Berkeley Lab Researchers Find Evidence Suggesting Risk May Not Be Proportional to Dose at Low Dose Levels


“Our data show that at lower doses of ionizing radiation, DNA repair mechanisms work much better than at higher doses,” says Mina Bissell, a world-renowned breast cancer researcher with Berkeley Lab’s Life Sciences Division. “This non-linear DNA damage response casts doubt on the general assumption that any amount of ionizing radiation is harmful and additive.”

"You can tell people all they

"You can tell people all they want that radiation from Fukushima is lower than natural radiation. The fact is that natural radiation is natural, and anything else *in addition* to natural radiation is unnatural and an added risk to people. Stop mincing words. It's not always about "levels"; it's just about exposure, period."

And there, it a nutshell, is why it's near impossible to have a rational discussion about radiation. Dose is dose. Dose from "natural" sources is just as damaging as dose from "un-natural" sources.

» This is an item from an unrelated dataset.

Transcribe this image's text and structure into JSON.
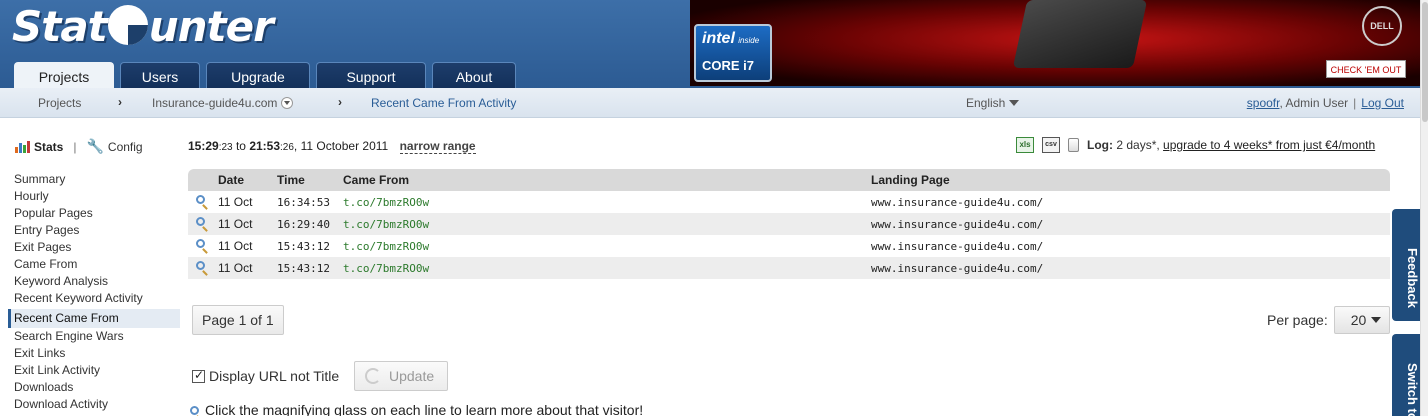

Yet, somehow, somewhere, we've acquired the meme that "natural" dose can be ignored while dose from "un-natural" sources is infinitely fatal. It just ain't so.

On the west coast of the US the contamination is negligible compared to what you are always exposed to.

I didn't actually say that

I didn't actually say that natural radiation is somehow less harmful than unnatural radiation, in the same way that people say that natural products are somehow less harmful than man-made ones. Everyone knows that natural products can be just as harmful, and that, my friend, is the point. It's all radiation, and all of it is problematic -- even too much radiation from the sun.

The earlier commentary about the body's ability to repair is a good one; however, nobody knows where the threshold is for when the system becomes overwhelmed...correct? In fact, that threshold likely varies from person to person but, even ON AVERAGE, we don't really know the answer to this question. So, in fact, nobody can definitively say how much exposure is safe. In reality all exposure is harmful, otherwise we wouldn't have need of these kinds of bodily repair systems...correct? The repair is a natural response to damage...correct?

Therefore, to say that "The current state of radiation science doesn't hold that any / all additional radiation is bad" is very misleading. In fact, all radiation is damaging, and we should consider it a blessing that we do have some physical mechanisms for reversing this type of damage to a certain, presently unknown, extent. However, we also should do everything we can not to incur this type of damage and, in fact, to prevent it from happening. I don't exactly feel like I'm preaching to the choir on this one, though, given that this site is sponsored by nuclear scientists who, I'm supposing, are not opposed to increasing nuclear energy usage.